Les élections législatives et municipales tant attendues, censées marquer le retour du Gabon
à l’ordre constitutionnel après le coup d’État d’août 2023, ont été émaillées de désordres et d’allégations de fraudes qui rappellent douloureusement les pratiques de l’ancien régime. Malgré les promesses de renouveau démocratique portées par la transition, la journée de samedi a vu resurgir un « logiciel » électoral que beaucoup pensaient avoir été écarté.
Une journée sous le signe des irrégularités

Sur le terrain, les observateurs et les représentants de partis d’opposition ont rapporté un ensemble troublant d’irrégularités, créant un sentiment de déjà-vu pour de nombreux Gabonais.
Mainmise sur les bureaux de vote : Selon les observateurs, la composition des bureaux de vote a été une source majeure de tension. Dans la quasi-totalité des bureaux, les scrutateurs étaient essentiellement, voire exclusivement, des membres du parti présidentiel, l’Union Démocratique des Bâtisseurs, laissant peu de place à un contrôle pluraliste du scrutin .
La « transhumance » électorale : Une pratique décriée de longue date semble avoir fait son retour. Des bus entiers d’électeurs, surnommés « électeurs-mercenaires », ont été signalés se déversant dans des circonscriptions où ils n’avaient aucune attache familiale ou économique, afin d’influencer le résultat local.
Des listes électorales fantômes : Les listes continuaient de regorger d’électeurs inscrits mais décédés, dont les cartes auraient été utilisées dans des bureaux échappant à tout contrôle sérieux.
Absence de bulletins et gestion opaque des procurations : Dans plusieurs centres de vote, les bulletins de certains candidats, étaient tout simplement introuvables. La gestion spéciale et peu transparente des procurations a également alimenté les suspicions de fraude.
Le coup de gueule de Raymond Ndong Sima

Figure centrale de cette transition, l’ancien Premier ministre de la transition et maintenant président de l’Alliance Patriotique, Raymond Ndong Sima, est monté au créneau.
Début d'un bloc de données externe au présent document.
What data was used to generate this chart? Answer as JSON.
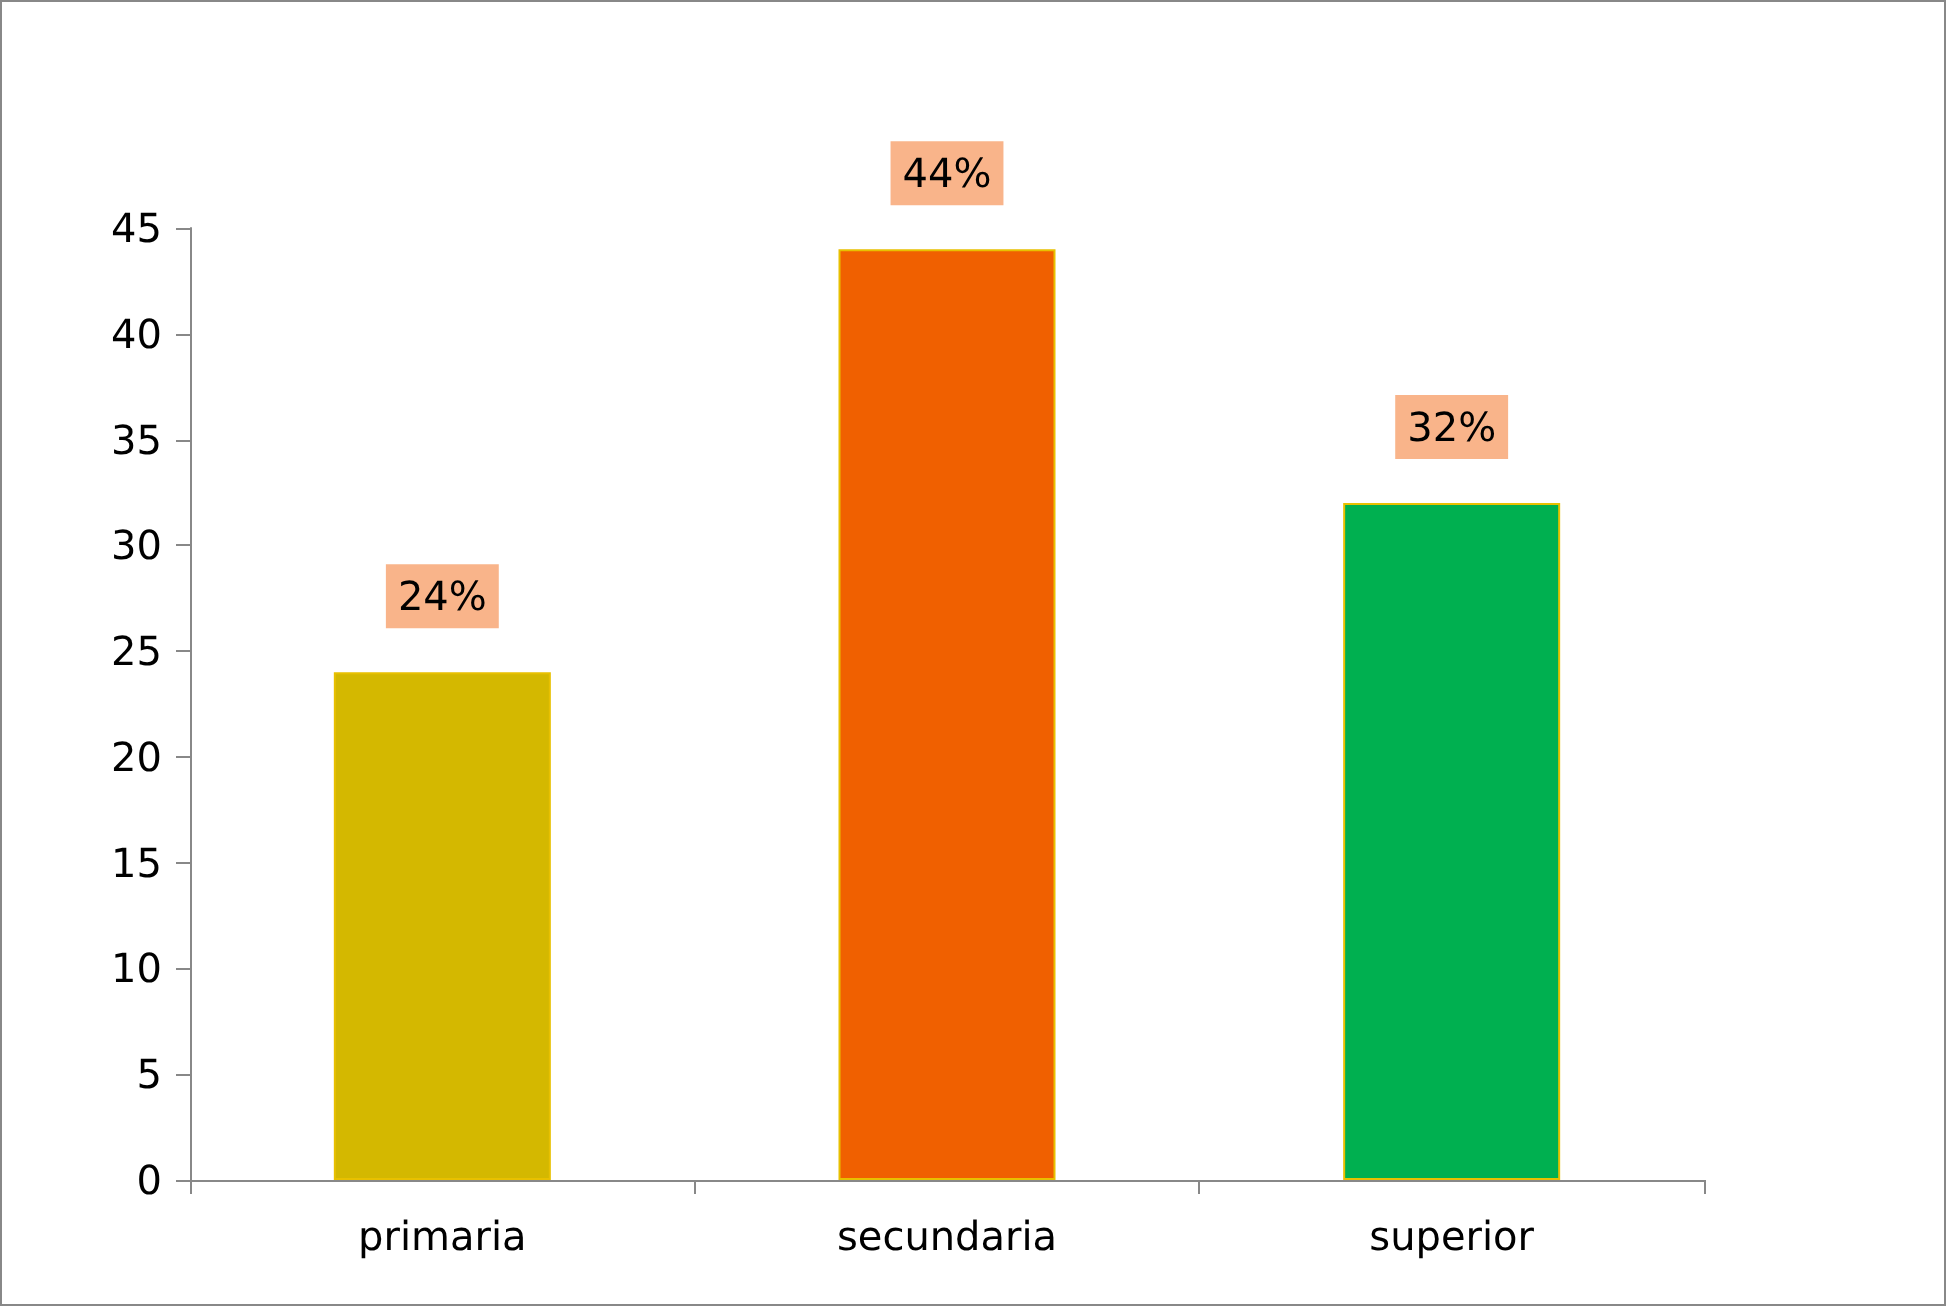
{
  "chart_data": {
    "type": "bar",
    "categories": [
      "primaria",
      "secundaria",
      "superior"
    ],
    "values": [
      24,
      44,
      32
    ],
    "colors": [
      "#d4b800",
      "#f06000",
      "#00b050"
    ],
    "value_labels": [
      "24%",
      "44%",
      "32%"
    ],
    "ylim": [
      0,
      45
    ],
    "yticks": [
      0,
      5,
      10,
      15,
      20,
      25,
      30,
      35,
      40,
      45
    ],
    "grid": false
  }
}
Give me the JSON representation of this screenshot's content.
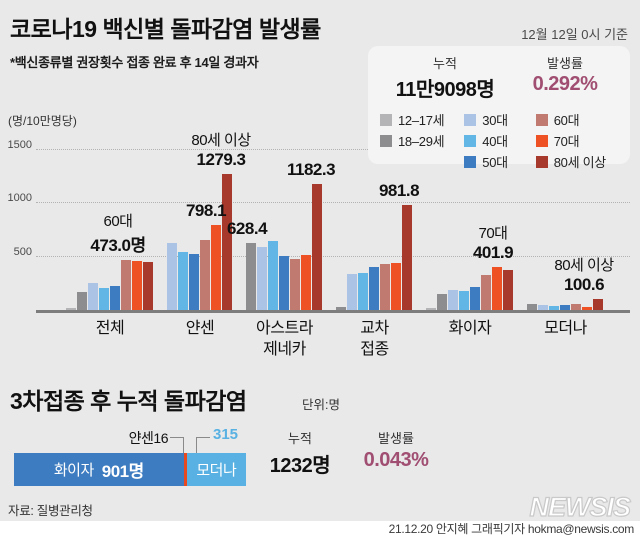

Sur ses réseaux sociaux, il a partagé la liste de ses candidats, mais son message va au-delà d’une simple campagne . Il dénonce une situation où « on n’a pas changé de logiciel » et fustige une « victoire construite sur du mensonge », qui, selon lui, « ne présage rien de bon » et « préfigure même des lendemains inquiétants ». Ce constat sévère, venant d’un ancien pilier de la transition, jette une ombre lourde sur la crédibilité du processus.
Retour à la case départ ? Un contexte transitionnel en question
Ces désordres interviennent dans un contexte où le gouvernement de transition, mené par le Général Brice Oligui Nguema, promettait de tourner la page des pratiques du passé. Le putsch d’août 2023 était justifié par la nécessité de mettre fin à 56 ans de règne de la famille Bongo, marqués par une « gouvernance irresponsable » et des élections entachées de fraudes massives .
La transition s’était engagée sur la voie d’une réforme avec l’adoption d’une nouvelle constitution en 2024, suivie d’une élection présidentielle en avril 2025 qui avait vu la victoire du Général Nguema . Cependant, des analystes avaient déjà émis des réserves, arguant que les modifications constitutionnelles, comme l’abolition du poste de Premier ministre et l’autorisation pour les militaires de se présenter, pouvaient consolider le pouvoir de l’exécutif plutôt que d’assurer une transition démocratique réelle . Les événements de ce samedi semblent, pour beaucoup, confirmer ces craintes.
Alors que les bureaux de vote ont fermé, la question qui brûle toutes les lèvres est de savoir si ces élections, censées clore la transition, vont véritablement ramener le Gabon dans l’ordre constitutionnel, ou si elles marquent simplement la perpétuation d’un système sous une nouvelle étiquette. La crédibilité du retour à la normale promise par les autorités transitionnelles se jouera dans la capacité de ces dernières à apporter des réponses transparentes et convaincantes aux graves irrégularités constatées lors de ce scrutin.